Configuration

📜 Default config structure

{
  "global": {
    "output_dir": "output",
    "verbose": false,
    "save": true,
    "base_data_dir": "data"
  },
  "paths": {
    "drug_names_file": "drug_names.txt",
    "synergy_data_file": "synergy_data.csv",
    "node_dict_file": "node_dict.csv",
    "tissue_cline_file": "tissue_cline.csv",
    "db_file": null,
    "manual_chembl_csv": "manual_chembl.csv"
  },
  "columns": {
    "drug_name": "drug_name",
    "drug_name_A": "drug_name_A",
    "drug_name_B": "drug_name_B",
    "conc_A": "conc_A",
    "conc_B": "conc_B",
    "cell_line": "cell_line",
    "synergy": "synergy"
  },
  "options": {
    "synergy_threshold": 0.0,
    "double_drug_screen": true,
    "original_target_merge": "fill_missing"
  }
}

💡 Key points

  • db_file: null → Uses internal package database (managed by project, not user).

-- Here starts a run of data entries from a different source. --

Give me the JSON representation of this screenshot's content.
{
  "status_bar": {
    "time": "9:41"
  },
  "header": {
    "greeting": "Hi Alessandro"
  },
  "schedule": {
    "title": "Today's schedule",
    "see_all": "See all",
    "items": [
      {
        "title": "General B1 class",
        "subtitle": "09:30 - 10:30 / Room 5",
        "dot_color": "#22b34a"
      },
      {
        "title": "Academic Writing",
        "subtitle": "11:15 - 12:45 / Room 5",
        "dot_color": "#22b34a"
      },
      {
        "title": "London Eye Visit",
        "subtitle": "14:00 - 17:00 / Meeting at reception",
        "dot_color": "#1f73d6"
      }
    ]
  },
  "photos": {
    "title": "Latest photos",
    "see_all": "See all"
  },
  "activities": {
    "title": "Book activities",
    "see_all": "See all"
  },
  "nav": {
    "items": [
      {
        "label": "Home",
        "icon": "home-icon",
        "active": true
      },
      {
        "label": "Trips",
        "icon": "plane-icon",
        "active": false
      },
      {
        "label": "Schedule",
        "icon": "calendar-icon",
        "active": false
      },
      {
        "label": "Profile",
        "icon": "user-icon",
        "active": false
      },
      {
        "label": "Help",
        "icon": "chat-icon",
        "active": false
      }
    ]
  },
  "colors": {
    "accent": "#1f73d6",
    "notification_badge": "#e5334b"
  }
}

  • base_data_dir — Base path; all relative paths are resolved against it.

  • columns — Customise column names if your data uses different headers.

  • Deep-merge override: Custom config merges recursively with defaults; only specified sections override.

📐 Data format specifications

Drug names file

Plain text, one drug per line:

Aspirin
Ibuprofen
Paracetamol

Node dictionary (CSV)

Gene/protein symbols mapped to logical model node names:

gene,node
EGFR,EGFR_node
TP53,p53
BRAF,BRAF_node

Synergy data (CSV)

With concentration data (dual-drug screening):

drug_name_A,drug_name_B,conc_A,conc_B,tissue,cell_line,synergy
Aspirin,Ibuprofen,1.0,2.0,Breast,MCF7,0.15

Without concentration data (single-dose combinations):

drug_name_A,drug_name_B,tissue,cell_line,synergy
Aspirin,Ibuprofen,Breast,MCF7,0.15

Tissue-cell line mapping (CSV)

tissue,cell_line
Breast,MCF7
Breast,T47D
Colorectal,HCT116

🔧 Advanced features

Manual ChEMBL mapping

Provide a CSV to override ChEMBL resolution (skip network queries):

drug_name,ChEMBL_ID
Aspirin,CHEMBL25
Ibuprofen,CHEMBL521

Configure in paths.manual_chembl_csv.

Verbose logging & timing

drexpa --config my_config.json --verbose

Output includes:

  • Step start/end timestamps

  • Per-step duration (seconds)

  • Preflight warnings & validation details

  • Pipeline summary

❓ Troubleshooting

Missing required files

Error: FileNotFoundError: Preflight validation failed. Missing required files Fix: Check file paths in config. Ensure base_data_dir is correct.

Missing required columns

Error: ValueError: Missing required columns in synergy data Fix: Verify columns section in config matches your data headers. Use --verbose to see exact missing columns.

ChEMBL resolution fails

Error: Network timeout or no results for drug name Fix:

  • Check drug name spelling (must match ChEMBL exactly or be unambiguous).

  • Provide manual ChEMBL mapping in manual_chembl.csv to skip network queries.

  • Run with --verbose to see which drugs failed.